View details for a specific table's policies:
SHOW ROW POLICIES ON my_database.my_table;Create the missing row policy:
CREATE ROW POLICY my_policy ON my_database.my_table FOR SELECT USING department = 'engineering' TO my_role;If migrating, export the policy definition from the source:
SHOW CREATE ROW POLICY my_policy ON my_database.my_table;Execute the resulting statement on the target server.
Verify the table exists:
- Row policies are tied to specific tables. If the table was dropped or renamed, the policy reference becomes invalid:
SHOW TABLES FROM my_database;
- Row policies are tied to specific tables. If the table was dropped or renamed, the policy reference becomes invalid:
Check for name and scope mismatches:
- A row policy named
filter_by_regionontable_ais distinct from one with the same name ontable_b. Ensure you reference both the policy name and the correct table.
- A row policy named
Best Practices
- Use descriptive names for row policies that include the table and purpose (e.g.,
restrict_orders_by_region). - Include row policy creation in your migration and deployment scripts alongside table creation.
- Audit row policies regularly using
SHOW ROW POLICIESto ensure they align with current security requirements. - In clustered environments, use
ON CLUSTERwhen creating row policies to ensure consistency across nodes. - Document which roles and users each row policy targets to simplify troubleshooting.
Frequently Asked Questions
Q: Are row policies scoped to a specific table?
A: Yes.
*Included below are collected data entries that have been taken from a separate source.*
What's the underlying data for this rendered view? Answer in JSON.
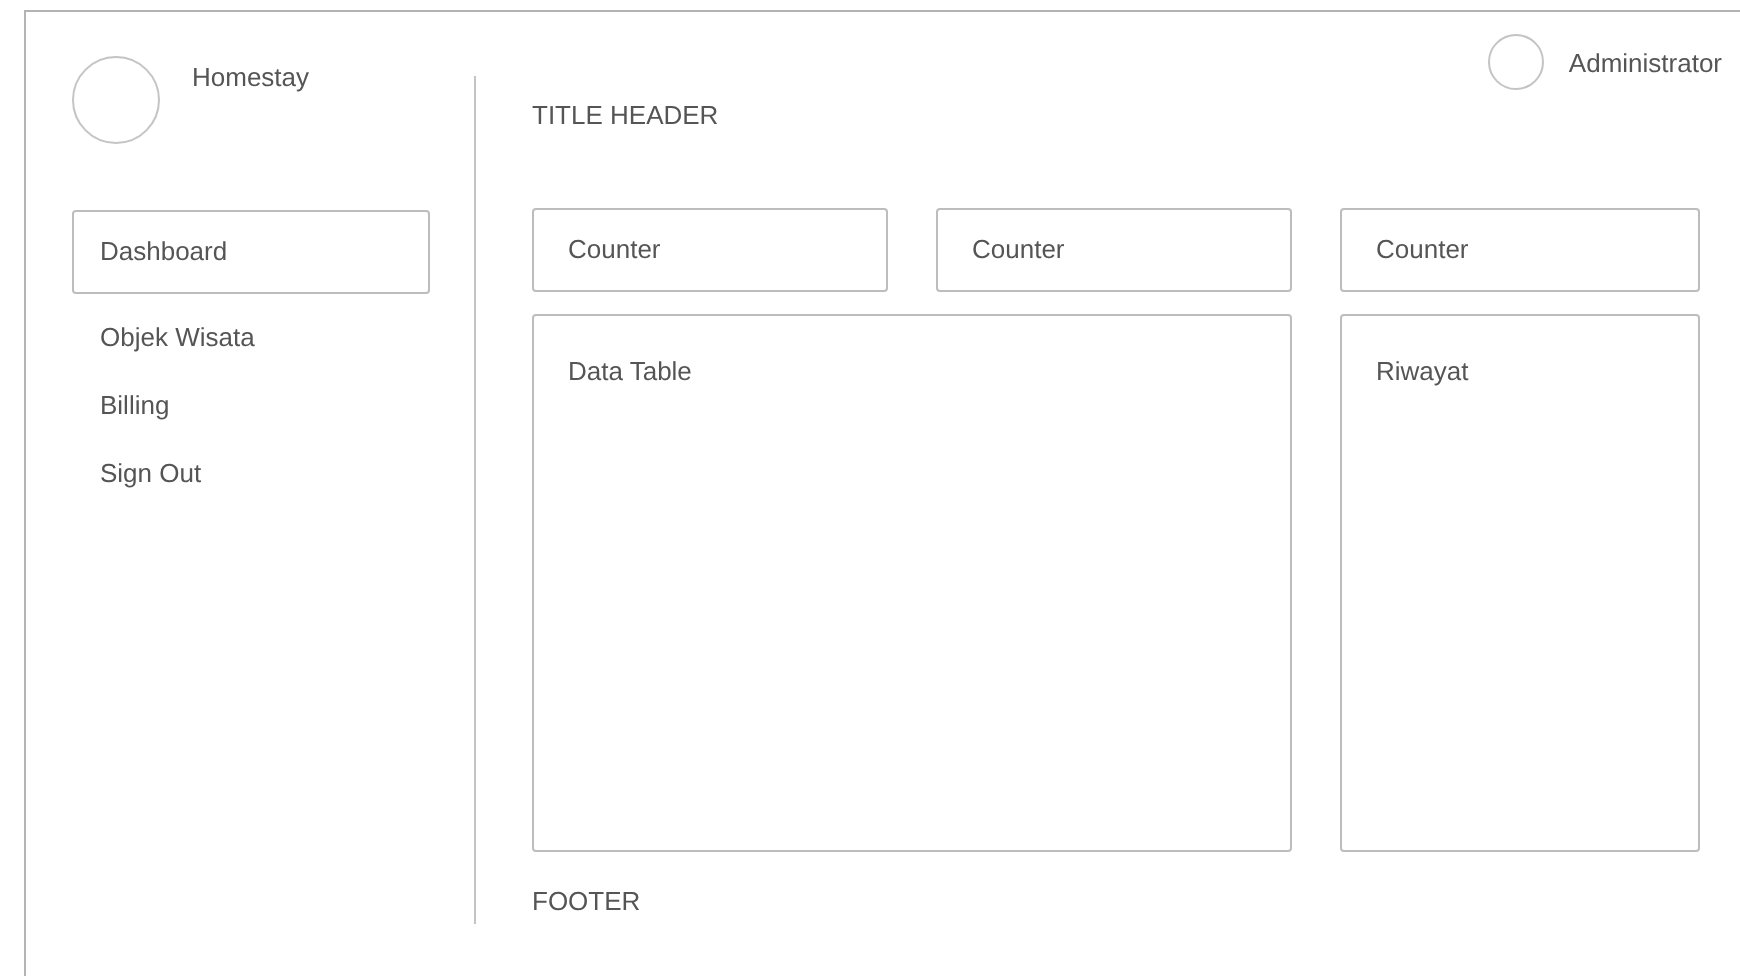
{
  "brand": {
    "name": "Homestay"
  },
  "sidebar": {
    "items": [
      {
        "label": "Dashboard",
        "selected": true
      },
      {
        "label": "Objek Wisata",
        "selected": false
      },
      {
        "label": "Billing",
        "selected": false
      },
      {
        "label": "Sign Out",
        "selected": false
      }
    ]
  },
  "user": {
    "name": "Administrator"
  },
  "title": "TITLE HEADER",
  "counters": [
    "Counter",
    "Counter",
    "Counter"
  ],
  "panels": {
    "main": "Data Table",
    "side": "Riwayat"
  },
  "footer": "FOOTER"
}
Each row policy is associated with a specific table. You must specify the table when creating, altering, or dropping a row policy.
Q: Can I have multiple row policies on the same table?
A: Yes. Multiple row policies can coexist on a single table. They can target different users or roles and are combined using OR logic by default (a row is visible if any applicable policy allows it) or AND logic if configured with AS RESTRICTIVE.
Q: What happens if I drop a table that has row policies?
A: The row policies are dropped along with the table. If you recreate the table, you need to recreate the policies as well.
Q: How do I see which users are affected by a row policy?
A: Use SHOW CREATE ROW POLICY policy_name ON table_name to see the full definition, including which users and roles the policy applies to via its TO clause.